Multiculturalism Today
"Multiculturalism," wrote the British scholar Theodore Dalrymple of the Manhattan Institute, "rests on the supposition-or better, the dishonest pretense-that all cultures are equal."
So, the argument for multiculturalism goes, no culture is superior to another, and no culture should compete with any other. And if we understand that, we can all get along just fine.
German Chancellor Angela Merkel went along with that idea for years but has recently changed her mind. Earlier this month she dared to tell a meeting of younger members of her conservative Christian Democratic Union party that multiculturalism is a failed experiment that needs to be rejected.
"Starting in the 60s," she said, "we invited guest-workers to Germany. We kidded ourselves for a while that . . . one day they'd go home. That isn't what happened. And of course the tendency was to say: let's be 'multikulti' and live next to each other and enjoy being together. [But] this concept has failed, failed utterly."
By 2002, reported Canada's Globe and Mail, there were 2.5 million Turks living in Germany, of which fewer than half a million had become German citizens. One study indicates that 80 percent of Turkish parents cannot participate in parent-teacher conferences at their children's schools because they don't speak enough German.
Not that Germany or other European nations ever tried to assimilate immigrants the way we do in the United States. Or, I should say, the way we used to do.

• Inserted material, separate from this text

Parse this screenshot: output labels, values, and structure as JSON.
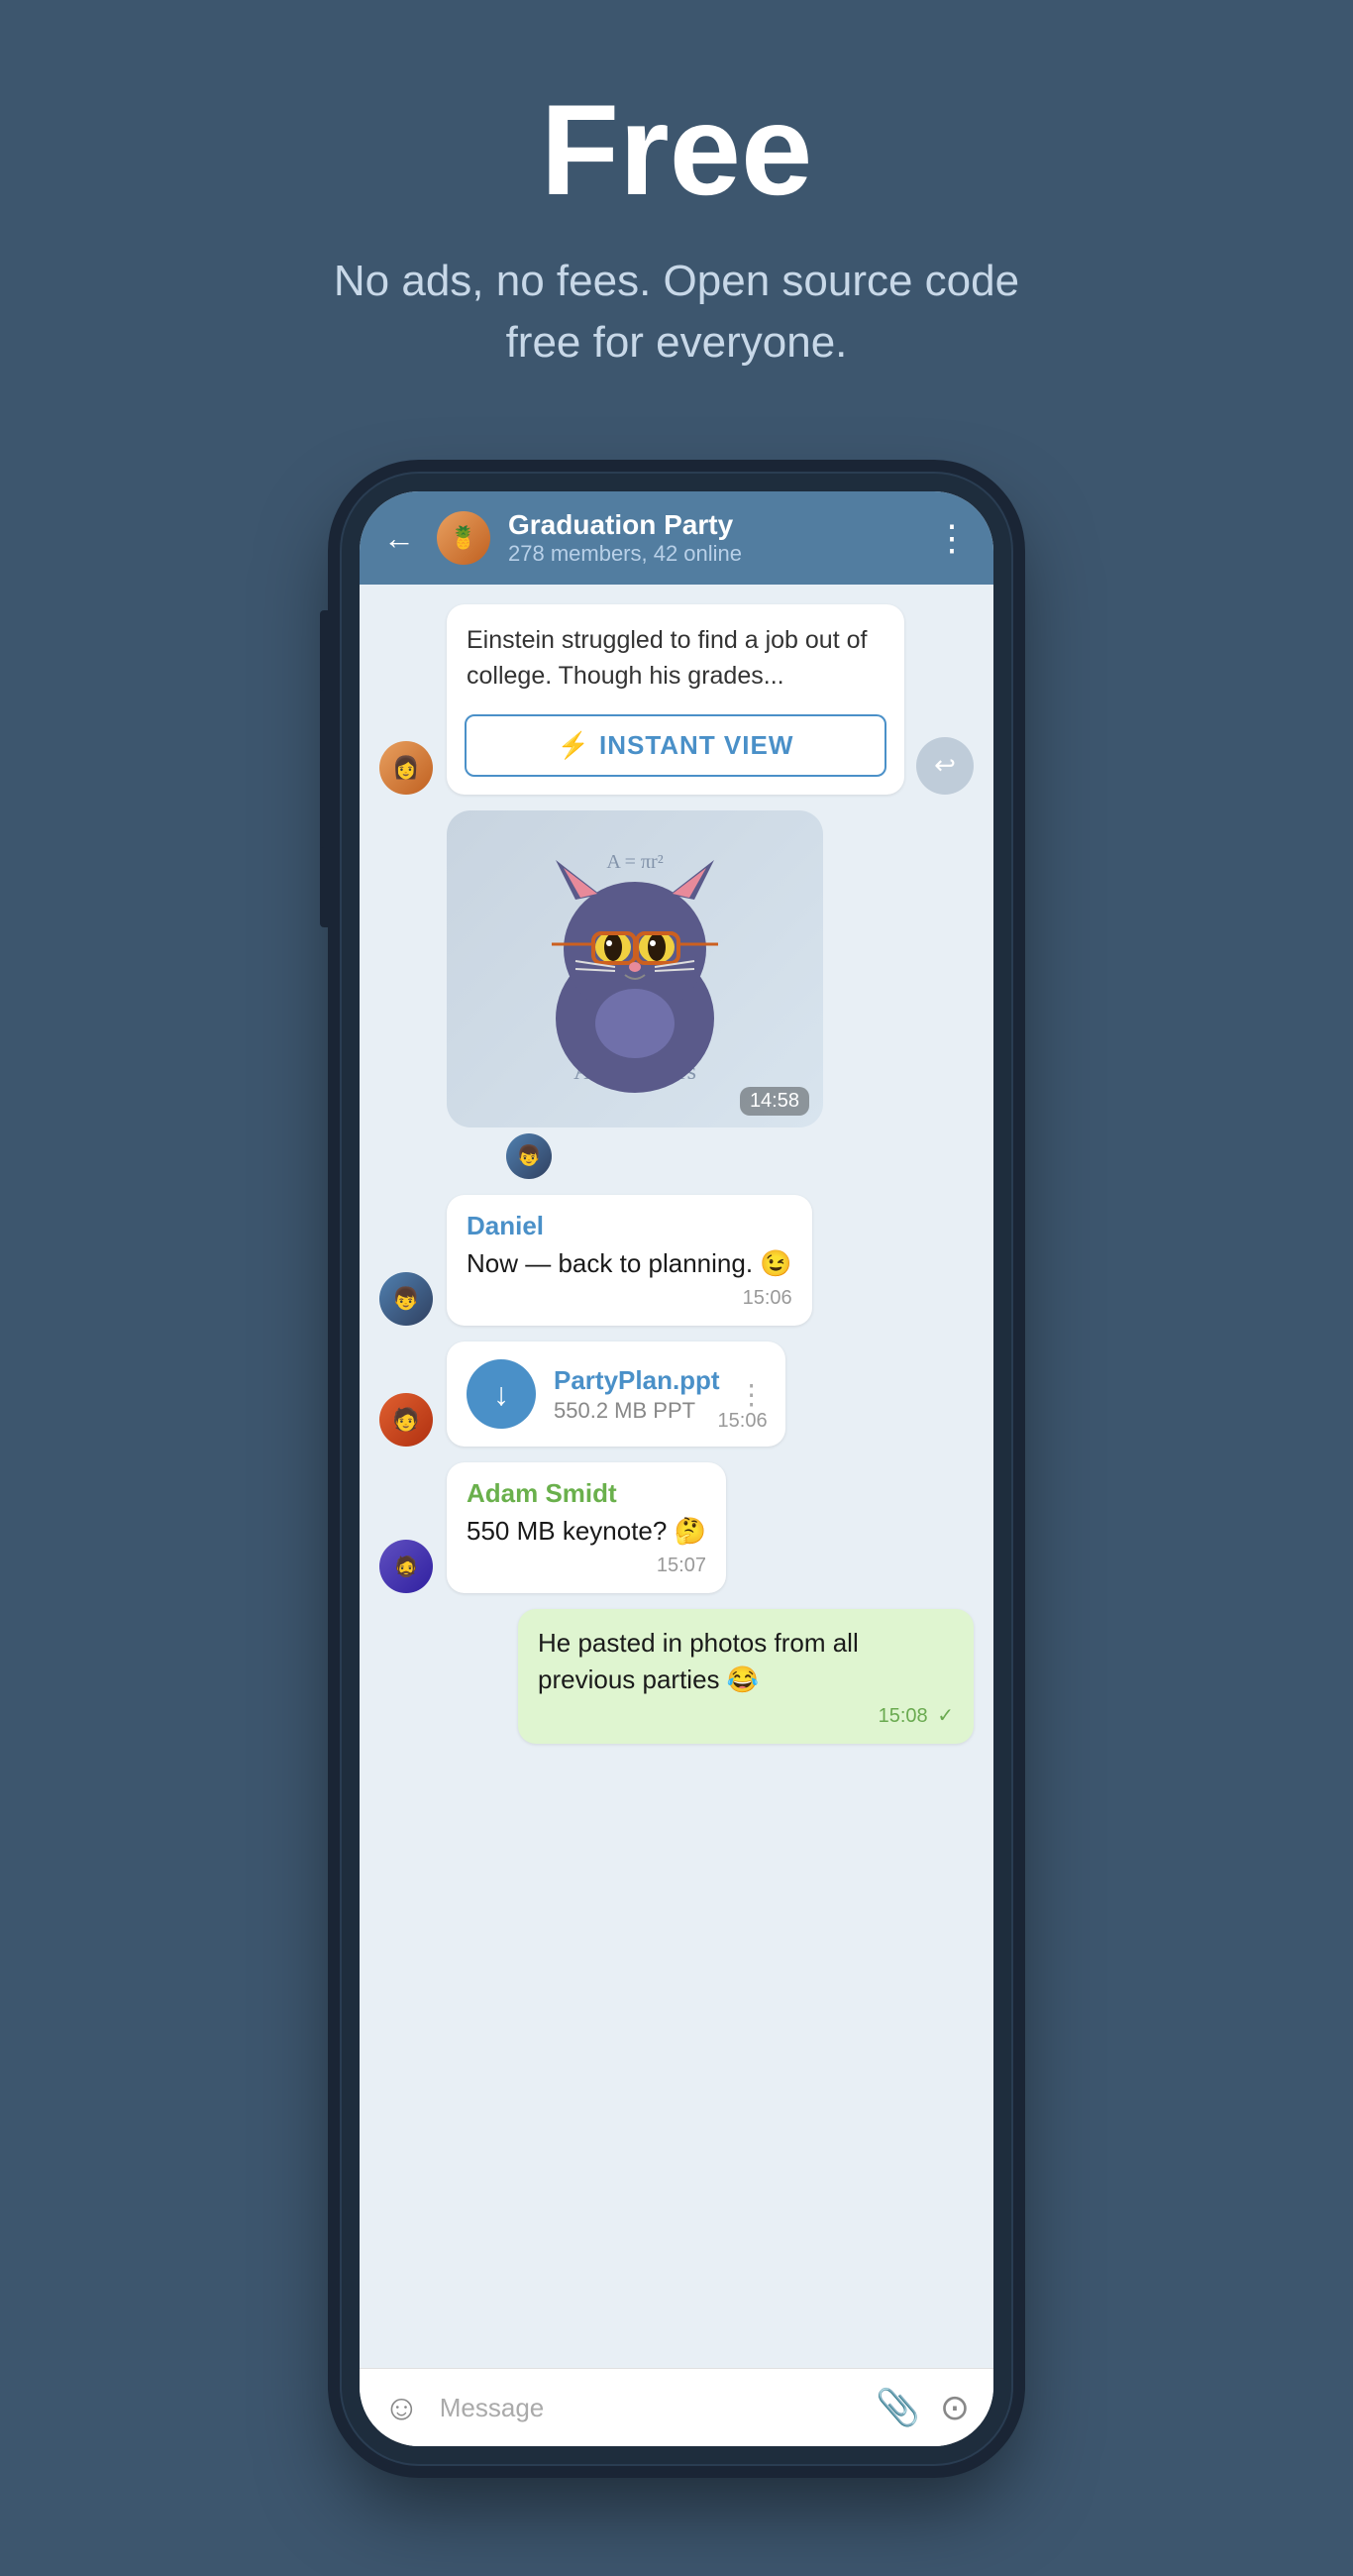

As I have said before, multiculturalism is based on postmodern moral and cultural relativism. It begins with the belief that there is no right or wrong, no better or worse. So every culture-German, Turkish, Muslim, Jewish, Christian, secular, gay, or Goth-is equal. The most you can say is that you prefer one to another-if you dare say even that much.
The trouble is, as Merkel discovered, that multiculturalism has to fail because a society needs cultural cohesion to survive-shared language, shared moral standards, a shared work ethic. Multiculturalism provides no cohesion at all.
Chancellor Merkel went on to say, "We feel tied to Christian values . . . Those who don't accept them don't have a place here."
Well again, don't be surprised if you haven't read much about this in the secular media. Now I understand that Merkel is a politician and that Germany's political winds are blowing against immigration. But telling people to pack up and leave is neither just nor loving, and thus it contradicts the Christian values she feels tied to.
Nonetheless, Merkel's comments are a serious wakeup call to us Americans that multiculturalism is, in the end, unsustainable.
And it flies in the face of our national motto: "e pluribus unum," or "out of many, one." That's because multiculturalism denies the value or need for the "one," for unity, and in our case, for a shared commitment to the American creed: "We hold these truths to be self evident, that all men are created equal, that they are endowed by their Creator with certain unalienable rights, that among these are life, liberty and the pursuit of happiness."
But without that creed, America is no longer America. And the farther American society drifts away from its founding creed, the closer it drifts toward its own demise.